Selling a property from a deceased estate is more complex

It is well known that in South Africa the sale of property must be recorded in a written contract and must be signed by the purchaser and seller. The sale of a property out of a deceased estate is however more complex, says Laurence van Blerck of Knight Frank Residential SA.

Ideally the deceased would have made a will and appointed a professional, such as the family attorney, to be the executor of the deceased estate. Alternatively a family member may be appointed, together with an attorney.

Once the estate has been reported, normally within 14 days of death, to the Master of the Supreme Court, the Master will appoint an executor by issuing Letters of Executorship. It can take approximately eight weeks for the Master to issue Letters of Executorship and no one has the authority to act for the estate until these are issued.  The process, however,  can sometimes be speeded up. The executor has the task of winding up the estate of the deceased and is the only person who has authority to sign on behalf of a deceased estate. For example, an estate agent’s mandate to sell the property can only be signed by the executor(s).
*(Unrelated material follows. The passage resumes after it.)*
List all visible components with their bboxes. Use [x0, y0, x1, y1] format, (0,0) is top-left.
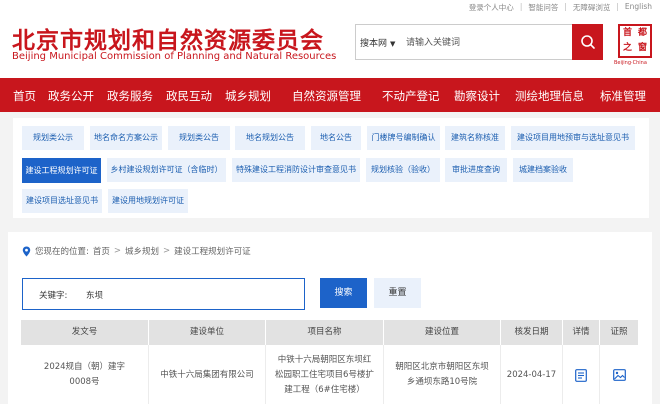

It is important to note that a sale agreement, signed on behalf of the estate by a person other than the executor, is not valid from the outset and subsequent signature by an executor will not ratify the sale. If there is more than one executor then all executors must sign the sale agreement. Alternatively, if a resolution by the executors empowers one executor to sign, then this resolution must be executed and signed before the date of signing the sale agreement.

The estate agent must ensure the sale agreement includes a special condition stating that the sale is subject to the approval of the Master. There is a prescribed format which sets out the information required. The sale agreement must also be subject to the prior written permission of the heirs in the estate. This is a legal requirement and is lodged simultaneously with the application to obtain the approval of the Master. The format of this consent essentially means that the heirs confirm their agreement to the selling price of the property, the method of payment and terms and conditions of sale. Until these two consents are obtained there is no binding contract. Once the Master is satisfied that there are no objections to the sale, then permission for transfer will be granted.

The extra requirements of a sale out of a deceased estate inevitably mean that there will be additional delays, both in concluding the sale agreement and taking transfer at the Deeds Office. It is important that a purchaser is advised of these delays and kept informed as matters progress, or not, as the case may be, said van Blerck.

It is advisable to ensure that your estate agent understands all the requirements of this specialised type of sale, communicates well with all the stakeholders and together with the executor takes responsibility for driving the process so that no unnecessary delays occur, he said.